One could try to analyze the performance chronologically, the start and end of sequences mostly announced by a new piece of score (musical concept: Beat Halberschmidt and Cristina Moura; original music by Beat Halberschmidt) and light accents (lighting design: Sergio Pessanha), or highlighted by one of the props scattered across the otherwise empty stage, their purpose often only making sense when put to use: a blank sheet of paper Cristina Moura rips into a scrap doll with eyes, mouth and dreadlocks; a bottle of water she sips from to squirt out jolly and surprisingly far-reaching fountains from between her teeth while moving in large circles, imitating the slanted, wavering pace of a drunkard; a red toy car (previously covered by the velvet dress) pimped with a portable boombox and on which she is rolling across the stage, cruising imaginative streets while, wearing pink children’s sunglasses, seductively and playfully eyeing and hitting on imaginative men, flirting with the audience; a vanity mirror with which she is reenacting the scurrile reality of a persistent obsession with beauty and physical optimization; a pebble in her hand, hit on the floor and finally dropped to the ground, evoking associations of violence, childbirth, or miscarriage; or simply the stage wall against which she stands with her back turned to the audience, jiggling her hips to demonstrate well-formed buttocks, when without a moment’s notice the shaking shifts to a relentless, rough, self-absorbed thrusting of an imaginative woman until male satisfaction is audibly and visibly reached (clichéd, maybe, but a statement nevertheless), at which point Cristina Moura turns to face the audience, a mocking, sardonic look on her face (the look – priceless!) – and triggering a snort from the gentleman sitting next to me.

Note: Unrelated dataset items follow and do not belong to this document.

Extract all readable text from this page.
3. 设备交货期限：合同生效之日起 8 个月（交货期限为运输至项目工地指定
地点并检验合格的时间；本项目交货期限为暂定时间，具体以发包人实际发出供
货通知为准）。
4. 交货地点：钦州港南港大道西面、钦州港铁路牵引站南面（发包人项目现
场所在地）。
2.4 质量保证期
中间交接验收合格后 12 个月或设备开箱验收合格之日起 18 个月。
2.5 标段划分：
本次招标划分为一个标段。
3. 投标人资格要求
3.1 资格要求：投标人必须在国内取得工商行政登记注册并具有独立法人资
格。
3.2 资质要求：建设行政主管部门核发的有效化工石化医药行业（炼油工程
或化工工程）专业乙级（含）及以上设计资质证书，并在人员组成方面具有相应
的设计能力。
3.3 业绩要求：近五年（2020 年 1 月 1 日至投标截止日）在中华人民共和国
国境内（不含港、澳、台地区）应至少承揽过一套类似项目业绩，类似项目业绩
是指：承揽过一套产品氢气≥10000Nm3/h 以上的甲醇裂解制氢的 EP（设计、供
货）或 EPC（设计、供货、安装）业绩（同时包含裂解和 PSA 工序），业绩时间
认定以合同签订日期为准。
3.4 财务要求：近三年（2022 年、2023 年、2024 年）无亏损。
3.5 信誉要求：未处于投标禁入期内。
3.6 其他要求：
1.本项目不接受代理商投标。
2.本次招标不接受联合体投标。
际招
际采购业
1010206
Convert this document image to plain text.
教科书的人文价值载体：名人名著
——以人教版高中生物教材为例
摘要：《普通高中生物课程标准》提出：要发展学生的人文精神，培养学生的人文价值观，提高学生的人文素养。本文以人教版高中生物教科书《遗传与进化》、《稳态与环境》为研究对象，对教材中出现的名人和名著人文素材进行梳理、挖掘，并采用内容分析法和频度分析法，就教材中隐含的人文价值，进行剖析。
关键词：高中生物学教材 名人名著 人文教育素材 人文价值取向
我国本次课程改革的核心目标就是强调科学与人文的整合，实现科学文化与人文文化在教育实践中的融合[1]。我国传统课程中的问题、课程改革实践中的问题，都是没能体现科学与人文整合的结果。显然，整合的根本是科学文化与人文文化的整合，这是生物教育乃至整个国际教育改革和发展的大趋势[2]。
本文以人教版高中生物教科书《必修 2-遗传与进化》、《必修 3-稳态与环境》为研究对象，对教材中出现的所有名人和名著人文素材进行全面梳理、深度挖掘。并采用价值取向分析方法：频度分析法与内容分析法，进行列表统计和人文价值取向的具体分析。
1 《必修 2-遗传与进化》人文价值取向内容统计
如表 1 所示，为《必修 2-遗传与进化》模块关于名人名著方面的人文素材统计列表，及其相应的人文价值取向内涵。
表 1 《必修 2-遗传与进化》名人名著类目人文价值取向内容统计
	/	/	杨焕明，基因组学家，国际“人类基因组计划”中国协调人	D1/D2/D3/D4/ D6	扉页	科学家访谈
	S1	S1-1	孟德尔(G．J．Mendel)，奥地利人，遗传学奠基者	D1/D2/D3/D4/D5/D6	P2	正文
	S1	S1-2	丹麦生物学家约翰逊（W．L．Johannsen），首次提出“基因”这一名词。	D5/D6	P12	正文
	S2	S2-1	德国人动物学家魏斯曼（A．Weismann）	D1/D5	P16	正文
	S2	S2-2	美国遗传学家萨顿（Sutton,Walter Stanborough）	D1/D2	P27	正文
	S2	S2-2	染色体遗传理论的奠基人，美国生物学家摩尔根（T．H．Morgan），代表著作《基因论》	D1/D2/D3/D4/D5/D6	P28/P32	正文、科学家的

What makes the performance so intriguing is how Cristina Moura’s dance movements carry the language of the piece, which really conveys the emotions, state of mind and soul in this quest for identity – with her hands and feet always serving as carefully applied punctuation marks to the body movements, her expressive face radiating both the beauty of a strong woman and that of a playful, coy young girl. A particularly touching sequence came when towards the end of the performance she sits cross-legged on a stool, moving a trembling hand to her face and prying it away again, an expressively choreographed sequence of elegant arm and hand movements, her face and eyes telling more than words could ever say, while Bob Marley’s “No Woman No Cry” was playing. Here, she impressively performed a woman’s struggle to be strong, not to cry, “to hold on for another day,” exposing her vulnerability in a way that felt more intense than some other, more explicit sequences.
When returning for the thrilled audience’s ovations, Cristina Moura reappeared with her hair uncovered again – making her even more beautiful and unique a woman, and more vulnerable and strong at the same time.
The quest of one’s identity seems to be a recurring theme in one’s life – especially a woman’s life, I daresay – and with different ages different perspectives emerge. A question I have been thinking about is, what must it have been like for Cristina Moura herself to perform her solo again being the woman she is now as opposed to when she first performed it 15 years ago – what kind of thoughts and experiences are on her mind today as opposed to back then?